The twilight format, which sets Brooklyn’s parade apart from every other Pride event in New York City, wasn’t exactly a grand vision from the start. It was partly practical. After the first year, the board decided the parade should run at night, and scheduling wasn’t just about aesthetics. The annual Puerto Rican Day Parade falls the following day, meaning Sunday was never an option. Brooklyn Pride couldn’t compete with that footprint, so the board found a different lane.

Good call.

The dusk-to-dark march along Fifth Avenue has become one of the most distinctive Pride events anywhere in the city. Families drag lawn chairs to the curb. Dogs wear flags. Residents lean out from fire escapes and windows as the procession moves past. Bars and spots like Ginger’s and Good Judy spill their crowds onto the sidewalks.

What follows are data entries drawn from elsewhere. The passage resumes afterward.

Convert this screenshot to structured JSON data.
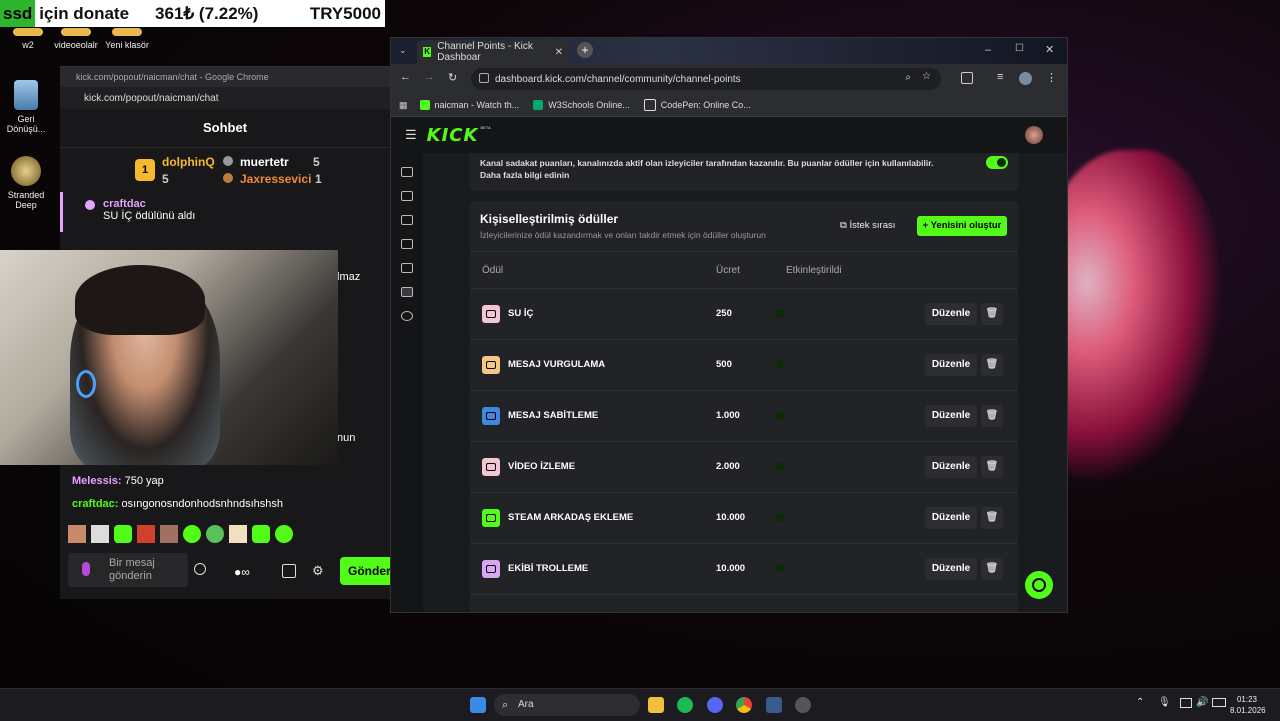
{
  "ticker": {
    "ssd": "ssd",
    "text1": "için donate",
    "amount": "361₺ (7.22%)",
    "total": "TRY5000"
  },
  "desktop": {
    "top_icons": [
      "w2",
      "videoeolalr",
      "Yeni klasör"
    ],
    "recycle_bin": "Geri Dönüşü...",
    "stranded_deep": "Stranded Deep"
  },
  "chat": {
    "window_title": "kick.com/popout/naicman/chat - Google Chrome",
    "url": "kick.com/popout/naicman/chat",
    "header": "Sohbet",
    "leaderboard": [
      {
        "rank": "1",
        "name": "dolphinQ",
        "points": "5"
      },
      {
        "rank": "2",
        "name": "muertetr",
        "points": "5"
      },
      {
        "rank": "3",
        "name": "Jaxressevici",
        "points": "1"
      }
    ],
    "redeem": {
      "user": "craftdac",
      "text": "SU İÇ ödülünü aldı"
    },
    "partial_lines": [
      "lmaz",
      "nun"
    ],
    "messages": [
      {
        "user": "Melessis:",
        "text": "750 yap"
      },
      {
        "user": "craftdac:",
        "text": "osıngonosndonhodsnhndsıhshsh"
      }
    ],
    "input_placeholder": "Bir mesaj gönderin",
    "send_label": "Gönder"
  },
  "browser": {
    "tab_title": "Channel Points - Kick Dashboar",
    "url": "dashboard.kick.com/channel/community/channel-points",
    "bookmarks": [
      "naicman - Watch th...",
      "W3Schools Online...",
      "CodePen: Online Co..."
    ],
    "logo": "KICK",
    "logo_beta": "BETA"
  },
  "loyalty": {
    "text": "Kanal sadakat puanları, kanalınızda aktif olan izleyiciler tarafından kazanılır. Bu puanlar ödüller için kullanılabilir.",
    "link": "Daha fazla bilgi edinin",
    "enabled": true
  },
  "rewards": {
    "title": "Kişiselleştirilmiş ödüller",
    "subtitle": "İzleyicilerinize ödül kazandırmak ve onları takdir etmek için ödüller oluşturun",
    "queue_button": "İstek sırası",
    "create_button": "Yenisini oluştur",
    "columns": {
      "reward": "Ödül",
      "cost": "Ücret",
      "enabled": "Etkinleştirildi"
    },
    "edit_label": "Düzenle",
    "items": [
      {
        "name": "SU İÇ",
        "cost": "250",
        "color": "#f3c6d2",
        "enabled": true
      },
      {
        "name": "MESAJ VURGULAMA",
        "cost": "500",
        "color": "#f5c784",
        "enabled": true
      },
      {
        "name": "MESAJ SABİTLEME",
        "cost": "1.000",
        "color": "#3f8ae0",
        "enabled": true
      },
      {
        "name": "VİDEO İZLEME",
        "cost": "2.000",
        "color": "#f3c6d2",
        "enabled": true
      },
      {
        "name": "STEAM ARKADAŞ EKLEME",
        "cost": "10.000",
        "color": "#53fc18",
        "enabled": true
      },
      {
        "name": "EKİBİ TROLLEME",
        "cost": "10.000",
        "color": "#d9a6f5",
        "enabled": true
      }
    ]
  },
  "taskbar": {
    "search": "Ara",
    "time": "01:23",
    "date": "8.01.2026"
  },
  "colors": {
    "accent": "#53fc18",
    "panel": "#222326",
    "page": "#1a1b1e"
  }
}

The whole stretch takes on a block-party quality that feels less manufactured than a lot of Pride events have become. As Gay City News has documented across the parade’s history, what started as a workaround became the event’s defining character.

That character didn’t build itself. It took years of consistent organizing, community buy-in, and the kind of institutional memory that Heller represents. Brooklyn Pride now operates as a year-round nonprofit, and the June march anchors a broader calendar of events. The second Saturday of June has become a fixed point for queer Brooklynites the way other neighborhood traditions lock themselves into the calendar.

There’s also something worth tracking in the geography. Fifth Avenue in Park Slope and the surrounding blocks have changed significantly since 1997. Rents are up. Long-standing LGBTQ+ businesses have come and gone. The neighborhood’s demographics have shifted in the ways that neighborhoods shift when they get expensive and visible. Brooklyn Pride has stayed rooted along that corridor despite all of it, which isn’t nothing when you look at how many community institutions get priced or pressured out.

The 30th edition of Brooklyn Pride is scheduled for the second Saturday of June 2026. The route along Fifth Avenue will look familiar to anyone who’s made the march before, starting near Third Street and heading toward Prospect Park, the same general arc as that first parade nearly three decades ago. What’s changed is scale, visibility, and the weight of history behind it. Thirty years of showing up on the same streets, in the same twilight window, with the same mix of locals and newcomers and people who drove in from other boroughs because Brooklyn Pride has a reputation now.

Mickey Heller has been part of that continuity for nearly 20 of those 30 years, and he isn’t done yet.